Nunavik community develops after-school care program
“It’s youth that will organize it long-term and they’re really enthusiastic"
Over the last decade, Nunavik has grown a successful child care program, offering more than 1,000 spaces to pre-school-age children across the region.
But Nunavik has next to nothing in place for school-age children whose parents work full-time.
Pivallianiq hopes to fill that gap in one community—the Kativik Municipal Housing Bureau-led vandalism prevention and youth leadership program has helped to launch an after-school care service this month in Puvirnituq, whose population is roughly 1,800.
“It’s a positive thing, for sure,” said Sarah Angiyou, principal at Puvirnituq’s Ikaarvik school, which has offered its gymnasium to host the new program.
“It’s not like 30 years ago when parents were at home,” she said. “Most parents work now until 5.”
While Puvirnituq’s Sarliatuvik and Arqsuivik childcare centres both offer 80 spaces for infants and children up to five years, there is no formal afternoon care services available for older children.
And that leaves a number of unsupervised youth in the community between the time school lets out at 4 p.m. and the time a parent returns home after work.
Audrey Morin, a street worker with Pivallianiq, already works with a group of youth aged 12 to 19 called Puvirituup Ikajurtingit or Puvirnituq’s helpers.

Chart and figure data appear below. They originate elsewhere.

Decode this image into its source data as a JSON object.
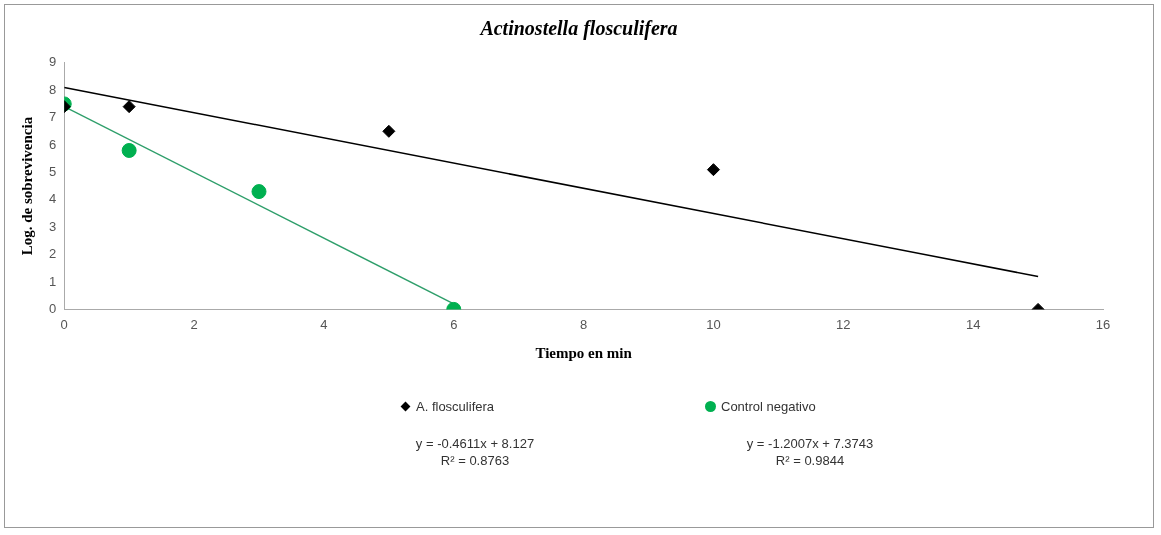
{
  "chart_data": {
    "type": "scatter",
    "title": "Actinostella flosculifera",
    "xlabel": "Tiempo en min",
    "ylabel": "Log. de sobrevivencia",
    "xlim": [
      0,
      16
    ],
    "xticks": [
      0,
      2,
      4,
      6,
      8,
      10,
      12,
      14,
      16
    ],
    "ylim": [
      0,
      9
    ],
    "yticks": [
      0,
      1,
      2,
      3,
      4,
      5,
      6,
      7,
      8,
      9
    ],
    "grid": false,
    "legend": "bottom",
    "series": [
      {
        "name": "A. flosculifera",
        "marker": "diamond",
        "color": "#000000",
        "x": [
          0,
          1,
          5,
          10,
          15
        ],
        "values": [
          7.4,
          7.4,
          6.5,
          5.1,
          0
        ]
      },
      {
        "name": "Control negativo",
        "marker": "circle",
        "color": "#00b050",
        "x": [
          0,
          1,
          3,
          6
        ],
        "values": [
          7.5,
          5.8,
          4.3,
          0
        ]
      },
      {
        "type": "line",
        "marker": "none",
        "color": "#000000",
        "x": [
          0,
          15
        ],
        "values": [
          8.1,
          1.2
        ]
      },
      {
        "type": "line",
        "marker": "none",
        "color": "#2e9e6a",
        "x": [
          0,
          6
        ],
        "values": [
          7.4,
          0.2
        ]
      }
    ],
    "annotations": [
      "y = -0.4611x + 8.127\nR² = 0.8763",
      "y = -1.2007x + 7.3743\nR² = 0.9844"
    ]
  }
}
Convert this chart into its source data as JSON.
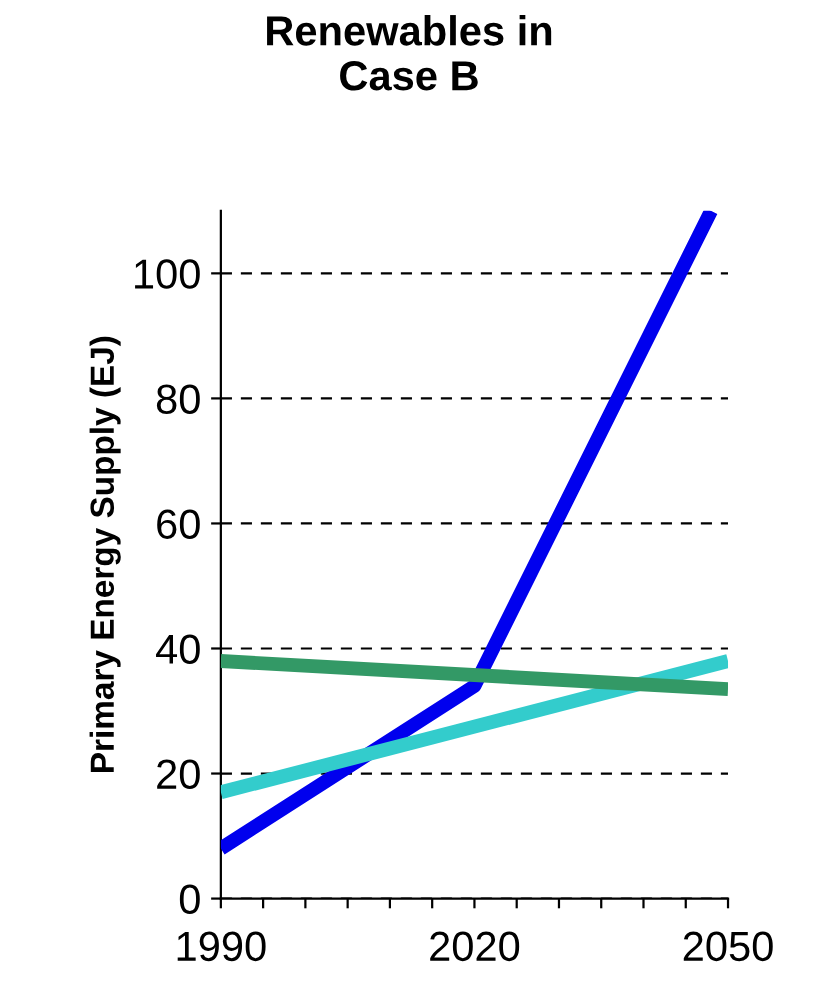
{
  "chart_data": {
    "type": "line",
    "title": "Renewables in\nCase B",
    "ylabel": "Primary Energy Supply (EJ)",
    "x": [
      1990,
      2050
    ],
    "series": [
      {
        "color": "#0000ee",
        "x": [
          1990,
          2020,
          2048
        ],
        "values": [
          8,
          34,
          110
        ]
      },
      {
        "color": "#33cccc",
        "values": [
          17,
          38
        ]
      },
      {
        "color": "#339966",
        "values": [
          38,
          33.5
        ]
      }
    ],
    "xlim": [
      1990,
      2050
    ],
    "ylim": [
      0,
      110
    ],
    "xticks": [
      1990,
      {
        "value": 1995,
        "label": null
      },
      {
        "value": 2000,
        "label": null
      },
      {
        "value": 2005,
        "label": null
      },
      {
        "value": 2010,
        "label": null
      },
      {
        "value": 2015,
        "label": null
      },
      2020,
      {
        "value": 2025,
        "label": null
      },
      {
        "value": 2030,
        "label": null
      },
      {
        "value": 2035,
        "label": null
      },
      {
        "value": 2040,
        "label": null
      },
      {
        "value": 2045,
        "label": null
      },
      2050
    ],
    "yticks": [
      0,
      20,
      40,
      60,
      80,
      100
    ],
    "grid": "y",
    "line_style": "solid",
    "marker": "none",
    "legend": false
  }
}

Morin is working with the same youth and a number of community organizations to develop the new care service. Over the coming week, she said she hopes to hire about 15 youth to staff the child care service, which will assign one caregiver for every three children in care.

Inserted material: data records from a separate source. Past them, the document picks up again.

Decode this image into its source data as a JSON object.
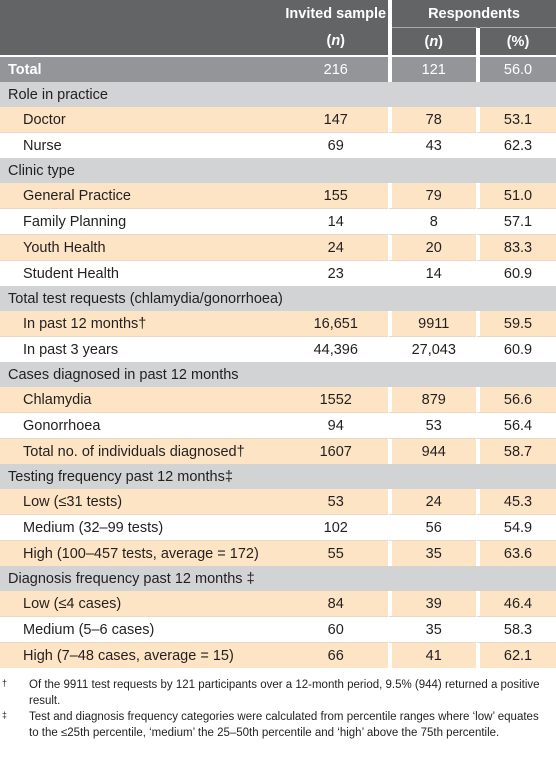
{
  "header": {
    "invited_title": "Invited sample",
    "respondents_title": "Respondents",
    "invited_n": "(n)",
    "resp_n": "(n)",
    "resp_pct": "(%)"
  },
  "total": {
    "label": "Total",
    "invited": "216",
    "resp_n": "121",
    "resp_pct": "56.0"
  },
  "sections": [
    {
      "title": "Role in practice",
      "rows": [
        {
          "label": "Doctor",
          "invited": "147",
          "resp_n": "78",
          "resp_pct": "53.1"
        },
        {
          "label": "Nurse",
          "invited": "69",
          "resp_n": "43",
          "resp_pct": "62.3"
        }
      ]
    },
    {
      "title": "Clinic type",
      "rows": [
        {
          "label": "General Practice",
          "invited": "155",
          "resp_n": "79",
          "resp_pct": "51.0"
        },
        {
          "label": "Family Planning",
          "invited": "14",
          "resp_n": "8",
          "resp_pct": "57.1"
        },
        {
          "label": "Youth Health",
          "invited": "24",
          "resp_n": "20",
          "resp_pct": "83.3"
        },
        {
          "label": "Student Health",
          "invited": "23",
          "resp_n": "14",
          "resp_pct": "60.9"
        }
      ]
    },
    {
      "title": "Total test requests (chlamydia/gonorrhoea)",
      "rows": [
        {
          "label": "In past 12 months†",
          "invited": "16,651",
          "resp_n": "9911",
          "resp_pct": "59.5"
        },
        {
          "label": "In past 3 years",
          "invited": "44,396",
          "resp_n": "27,043",
          "resp_pct": "60.9"
        }
      ]
    },
    {
      "title": "Cases diagnosed in past 12 months",
      "rows": [
        {
          "label": "Chlamydia",
          "invited": "1552",
          "resp_n": "879",
          "resp_pct": "56.6"
        },
        {
          "label": "Gonorrhoea",
          "invited": "94",
          "resp_n": "53",
          "resp_pct": "56.4"
        },
        {
          "label": "Total no. of individuals diagnosed†",
          "invited": "1607",
          "resp_n": "944",
          "resp_pct": "58.7"
        }
      ]
    },
    {
      "title": "Testing frequency past 12 months‡",
      "rows": [
        {
          "label": "Low (≤31 tests)",
          "invited": "53",
          "resp_n": "24",
          "resp_pct": "45.3"
        },
        {
          "label": "Medium (32–99 tests)",
          "invited": "102",
          "resp_n": "56",
          "resp_pct": "54.9"
        },
        {
          "label": "High (100–457 tests, average = 172)",
          "invited": "55",
          "resp_n": "35",
          "resp_pct": "63.6"
        }
      ]
    },
    {
      "title": "Diagnosis frequency past 12 months ‡",
      "rows": [
        {
          "label": "Low (≤4 cases)",
          "invited": "84",
          "resp_n": "39",
          "resp_pct": "46.4"
        },
        {
          "label": "Medium (5–6 cases)",
          "invited": "60",
          "resp_n": "35",
          "resp_pct": "58.3"
        },
        {
          "label": "High (7–48 cases, average = 15)",
          "invited": "66",
          "resp_n": "41",
          "resp_pct": "62.1"
        }
      ]
    }
  ],
  "footnotes": [
    {
      "mark": "†",
      "text": "Of the 9911 test requests by 121 participants over a 12-month period, 9.5% (944) returned a positive result."
    },
    {
      "mark": "‡",
      "text": "Test and diagnosis frequency categories were calculated from percentile ranges where ‘low’ equates to the ≤25th percentile, ‘medium’ the 25–50th percentile and ‘high’ above the 75th percentile."
    }
  ],
  "colors": {
    "header_bg": "#636466",
    "total_bg": "#939598",
    "section_bg": "#d1d3d4",
    "alt_row_bg": "#fde4c5"
  }
}
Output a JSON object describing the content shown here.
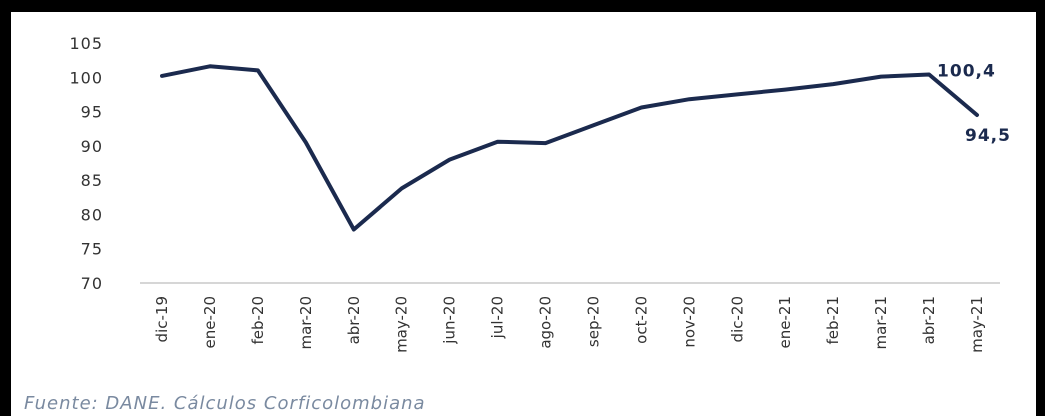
{
  "source_note": "Fuente: DANE. Cálculos Corficolombiana",
  "colors": {
    "line": "#1b2a4e",
    "axis": "#c8c8c8",
    "text": "#333333",
    "source": "#7a8aa0"
  },
  "chart_data": {
    "type": "line",
    "title": "",
    "xlabel": "",
    "ylabel": "",
    "ylim": [
      70,
      105
    ],
    "yticks": [
      "105",
      "100",
      "95",
      "90",
      "85",
      "80",
      "75",
      "70"
    ],
    "ytick_values": [
      105,
      100,
      95,
      90,
      85,
      80,
      75,
      70
    ],
    "categories": [
      "dic-19",
      "ene-20",
      "feb-20",
      "mar-20",
      "abr-20",
      "may-20",
      "jun-20",
      "jul-20",
      "ago-20",
      "sep-20",
      "oct-20",
      "nov-20",
      "dic-20",
      "ene-21",
      "feb-21",
      "mar-21",
      "abr-21",
      "may-21"
    ],
    "series": [
      {
        "values": [
          100.2,
          101.6,
          101.0,
          90.5,
          77.8,
          83.8,
          88.0,
          90.6,
          90.4,
          93.0,
          95.6,
          96.8,
          97.5,
          98.2,
          99.0,
          100.1,
          100.4,
          94.5
        ]
      }
    ],
    "data_labels": [
      {
        "index": 16,
        "text": "100,4"
      },
      {
        "index": 17,
        "text": "94,5"
      }
    ],
    "grid": false,
    "legend": "none"
  }
}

“If everything goes well, we hope to start this in two or three weeks,” Morin said.
First, those caregivers will receive training, like parenting skills and First Aid, delivered by different community groups.
Parents in Puvirnituq should receive a form from the school this week, she said, with more details on how to register.

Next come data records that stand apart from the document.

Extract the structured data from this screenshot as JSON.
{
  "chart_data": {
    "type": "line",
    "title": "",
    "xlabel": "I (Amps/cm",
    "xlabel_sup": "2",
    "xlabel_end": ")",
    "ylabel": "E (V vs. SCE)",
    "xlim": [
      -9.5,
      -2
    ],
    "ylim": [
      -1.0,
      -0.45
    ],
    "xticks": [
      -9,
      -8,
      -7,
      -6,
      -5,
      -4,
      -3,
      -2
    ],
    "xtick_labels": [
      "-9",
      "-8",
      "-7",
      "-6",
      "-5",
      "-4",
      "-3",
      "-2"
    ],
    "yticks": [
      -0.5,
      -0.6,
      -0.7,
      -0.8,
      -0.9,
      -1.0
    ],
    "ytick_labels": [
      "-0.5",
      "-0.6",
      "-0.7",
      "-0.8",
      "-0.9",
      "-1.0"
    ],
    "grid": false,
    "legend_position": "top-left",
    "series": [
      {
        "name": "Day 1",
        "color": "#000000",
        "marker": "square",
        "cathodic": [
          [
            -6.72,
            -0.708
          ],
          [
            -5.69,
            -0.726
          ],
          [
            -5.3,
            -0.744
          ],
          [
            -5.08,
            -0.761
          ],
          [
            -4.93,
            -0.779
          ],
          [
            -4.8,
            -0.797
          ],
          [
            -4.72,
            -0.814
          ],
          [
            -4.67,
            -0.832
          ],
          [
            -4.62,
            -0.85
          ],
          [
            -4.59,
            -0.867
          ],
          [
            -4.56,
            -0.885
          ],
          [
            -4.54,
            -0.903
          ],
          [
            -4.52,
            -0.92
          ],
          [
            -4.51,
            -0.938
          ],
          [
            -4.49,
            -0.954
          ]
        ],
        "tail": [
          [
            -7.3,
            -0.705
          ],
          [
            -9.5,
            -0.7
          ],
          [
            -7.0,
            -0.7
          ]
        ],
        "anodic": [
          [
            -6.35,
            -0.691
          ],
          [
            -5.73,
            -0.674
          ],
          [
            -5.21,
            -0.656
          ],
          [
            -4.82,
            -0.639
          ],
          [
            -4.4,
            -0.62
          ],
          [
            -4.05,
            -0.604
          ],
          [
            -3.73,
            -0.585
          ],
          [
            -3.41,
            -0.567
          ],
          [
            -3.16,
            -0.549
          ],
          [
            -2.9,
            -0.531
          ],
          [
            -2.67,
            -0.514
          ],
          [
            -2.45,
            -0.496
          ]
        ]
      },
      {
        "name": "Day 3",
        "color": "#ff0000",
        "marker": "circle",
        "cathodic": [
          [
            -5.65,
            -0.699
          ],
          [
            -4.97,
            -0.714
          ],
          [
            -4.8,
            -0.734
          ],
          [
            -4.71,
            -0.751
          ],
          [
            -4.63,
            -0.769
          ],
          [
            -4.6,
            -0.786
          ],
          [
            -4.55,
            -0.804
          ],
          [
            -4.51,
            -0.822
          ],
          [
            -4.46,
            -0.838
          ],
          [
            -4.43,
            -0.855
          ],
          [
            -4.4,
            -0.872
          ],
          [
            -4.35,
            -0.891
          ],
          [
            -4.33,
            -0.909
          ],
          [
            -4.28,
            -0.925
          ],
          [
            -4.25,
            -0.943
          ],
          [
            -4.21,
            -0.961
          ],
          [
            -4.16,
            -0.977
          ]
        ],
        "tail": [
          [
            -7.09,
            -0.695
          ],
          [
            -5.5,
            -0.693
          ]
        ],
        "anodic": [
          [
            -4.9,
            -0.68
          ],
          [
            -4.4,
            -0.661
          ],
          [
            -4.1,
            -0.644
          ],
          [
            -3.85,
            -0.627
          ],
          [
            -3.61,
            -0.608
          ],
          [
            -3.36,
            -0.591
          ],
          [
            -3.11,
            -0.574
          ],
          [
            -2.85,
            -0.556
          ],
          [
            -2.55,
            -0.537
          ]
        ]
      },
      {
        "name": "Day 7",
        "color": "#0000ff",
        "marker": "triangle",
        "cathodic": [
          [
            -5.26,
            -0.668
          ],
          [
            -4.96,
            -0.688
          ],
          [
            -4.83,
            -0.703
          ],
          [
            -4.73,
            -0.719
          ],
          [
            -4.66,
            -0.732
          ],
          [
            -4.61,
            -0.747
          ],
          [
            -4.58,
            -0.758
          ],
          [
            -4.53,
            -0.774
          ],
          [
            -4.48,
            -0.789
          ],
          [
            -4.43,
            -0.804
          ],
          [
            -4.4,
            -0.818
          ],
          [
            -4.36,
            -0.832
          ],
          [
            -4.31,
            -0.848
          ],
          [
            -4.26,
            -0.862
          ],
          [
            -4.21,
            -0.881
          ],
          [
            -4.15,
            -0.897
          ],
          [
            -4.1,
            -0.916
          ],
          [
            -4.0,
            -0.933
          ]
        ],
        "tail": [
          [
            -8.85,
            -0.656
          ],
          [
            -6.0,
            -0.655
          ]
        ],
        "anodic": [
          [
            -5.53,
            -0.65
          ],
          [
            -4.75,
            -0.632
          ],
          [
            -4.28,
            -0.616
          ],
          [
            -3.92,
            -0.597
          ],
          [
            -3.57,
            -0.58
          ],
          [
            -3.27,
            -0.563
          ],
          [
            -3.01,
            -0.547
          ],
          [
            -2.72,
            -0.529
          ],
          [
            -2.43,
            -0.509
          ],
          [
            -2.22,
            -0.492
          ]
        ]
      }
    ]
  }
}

The registration fee has been fixed at $5 a day for the after-school care, money that will go towards snacks, programming and salaries for the caregivers, who will be paid $10.50 for an hour and half-long shift.
The new service will run at the school from 4 p.m. to 5:45 p.m.
“I’m happy that it’s [being delivered] by the community, for the community,” Morin said. “It’s youth that will organize it long-term and they’re really enthusiastic.”
Making peace in the schoolyard
Morin is leading another program at Ikaarvik school this year, this one targeting students in Grades 4, 5 and 6 in the school yard.
Over the last three years, Pivallianiq has co-ordinated an anti-bullying program which takes place during the school’s morning recess.
The goal of the project is to help encourage more cooperative activity and cut down on the conflict many teachers are reporting, including physical fights and damage to school property.
A lot of that conflict and frustration comes back into the classroom after recess, teachers say.
A group of Grade 7 students at neighbouring Iguarsivik school, who are called “Peacemakers,” lead various activities during the outdoor play time to help keep younger students busy.
In 2017, Pivallianiq hopes to step up interest among both youth and teachers by expanding the campaign to include discussions on the dangers of bullying and a poster campaign called Put Yourself in the Shoes of Others.
“When it’s working, it really works,” Morin said. “When I talk to some of the youth leaders, they tell me ‘I like working with younger kids,’” she said.
The youth monitors enjoy the relationships they make and the responsibility that comes with the work, Morin said.
The Grade 7 monitors are unpaid but they get free snacks from the school canteen and a short break before they head back to their own classes.